Nevertheless, fatherhood is a complex of many things …  like a forest; it is more than the sum of all its component trees.
Enemies of fatherhood would have us believe that there is no good forest; that all trees ought to be considered individually, and each is only as good as wood they produce, or fuel, or heat when they burn. Only in their destruction do they have value, and the value of a tree is a metric. Likewise, men are only as good as what they provide in tangible terms: a gun in a war, a source of money or entertainment, an occasional ride. Too, the value of an unemployed electrician is a rather low metric, not worth paying attention to. This is quite wrong.
There is no metric to measure what James Allen has done.
Unlike “traditional” heroes of military wars whose feats can be measured, such as those of Sergeant York, reputed to have killed 28 German soldiers and capturing 132 others, James Allen walked alone for twenty-one days across wilderness in Columbia, risking his life to reach the American Embassy in Bogotá. He was turned away at the embassy gate, refused water or food by his fellow countrymen, who instead gave him directions to travel across the hostile city to find a cheap hotel. Allen was a lone soldier in an undeclared, hidden war on a mission to retrieve his kidnapped infant son in a strange land.
The war of alleged terrorists against civilization is a false war. It is a one-sided fiction too complex to explain here, so it is saved for later posts.

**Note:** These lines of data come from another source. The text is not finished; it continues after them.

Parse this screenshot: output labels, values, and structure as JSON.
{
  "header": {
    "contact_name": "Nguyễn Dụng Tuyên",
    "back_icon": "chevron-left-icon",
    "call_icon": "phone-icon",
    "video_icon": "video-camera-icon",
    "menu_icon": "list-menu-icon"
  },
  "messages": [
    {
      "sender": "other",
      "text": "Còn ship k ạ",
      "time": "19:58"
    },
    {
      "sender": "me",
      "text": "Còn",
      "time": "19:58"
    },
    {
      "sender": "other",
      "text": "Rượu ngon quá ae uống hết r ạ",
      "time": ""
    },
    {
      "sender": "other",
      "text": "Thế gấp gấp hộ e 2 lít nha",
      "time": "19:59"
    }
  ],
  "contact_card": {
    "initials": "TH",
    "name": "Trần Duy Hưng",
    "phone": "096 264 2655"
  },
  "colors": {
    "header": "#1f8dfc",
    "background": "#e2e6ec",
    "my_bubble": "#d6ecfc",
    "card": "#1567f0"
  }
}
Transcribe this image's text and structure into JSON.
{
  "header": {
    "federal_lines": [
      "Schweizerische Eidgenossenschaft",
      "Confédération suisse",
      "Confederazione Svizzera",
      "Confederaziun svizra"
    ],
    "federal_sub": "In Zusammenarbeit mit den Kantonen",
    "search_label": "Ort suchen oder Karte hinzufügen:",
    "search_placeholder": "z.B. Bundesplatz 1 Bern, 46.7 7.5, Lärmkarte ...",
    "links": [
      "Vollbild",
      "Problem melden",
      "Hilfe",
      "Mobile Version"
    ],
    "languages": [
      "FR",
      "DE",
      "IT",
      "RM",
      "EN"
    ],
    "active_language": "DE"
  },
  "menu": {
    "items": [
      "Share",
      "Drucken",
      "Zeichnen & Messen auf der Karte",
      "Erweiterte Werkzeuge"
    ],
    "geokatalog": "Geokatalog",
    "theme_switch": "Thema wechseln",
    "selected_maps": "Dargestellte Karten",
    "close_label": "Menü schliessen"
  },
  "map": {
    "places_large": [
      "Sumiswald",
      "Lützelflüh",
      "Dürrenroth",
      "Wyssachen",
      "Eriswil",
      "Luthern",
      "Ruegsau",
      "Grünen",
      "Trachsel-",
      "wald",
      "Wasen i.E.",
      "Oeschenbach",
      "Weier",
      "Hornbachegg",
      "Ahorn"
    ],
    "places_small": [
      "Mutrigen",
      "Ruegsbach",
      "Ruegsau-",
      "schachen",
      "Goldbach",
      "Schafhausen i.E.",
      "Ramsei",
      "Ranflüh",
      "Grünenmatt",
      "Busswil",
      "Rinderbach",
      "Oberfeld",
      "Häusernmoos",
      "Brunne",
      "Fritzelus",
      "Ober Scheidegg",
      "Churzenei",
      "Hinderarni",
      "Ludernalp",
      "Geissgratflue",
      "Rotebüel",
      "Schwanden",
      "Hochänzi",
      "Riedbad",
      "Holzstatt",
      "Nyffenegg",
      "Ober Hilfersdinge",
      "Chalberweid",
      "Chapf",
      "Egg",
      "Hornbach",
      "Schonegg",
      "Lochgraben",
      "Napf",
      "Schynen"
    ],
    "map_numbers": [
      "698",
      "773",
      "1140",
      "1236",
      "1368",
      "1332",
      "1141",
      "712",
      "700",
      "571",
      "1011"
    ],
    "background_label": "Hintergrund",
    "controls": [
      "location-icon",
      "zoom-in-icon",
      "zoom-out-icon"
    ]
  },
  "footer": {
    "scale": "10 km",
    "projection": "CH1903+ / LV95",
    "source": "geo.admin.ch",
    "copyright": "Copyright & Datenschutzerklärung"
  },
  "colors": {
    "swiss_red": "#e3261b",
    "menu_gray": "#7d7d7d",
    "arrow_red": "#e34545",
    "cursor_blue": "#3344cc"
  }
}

Yet, there is an ongoing actual global war against fatherhood. It has its own heroes even though the battlefields of this war are taking many forms, too many to define in one post. James Allen is one hero of this war, and I’m sure there are many. A small number become celebrities; it is too early to say, but perhaps seduction into the world of celebrity negates their effectiveness. It appears to be so. Still, each man involved in this war that involves all men has his role to play. Whether or not one is effective, or survives the conflict upright is to be determined. This war will define the value of men in relation to women, children, and collective society. For most males alive today the direction this war takes will determine the value men place on their own lives. Many are losing both their self worth and their lives in this struggle every day, unknown to nearly everyone, silently, in darkness of despair.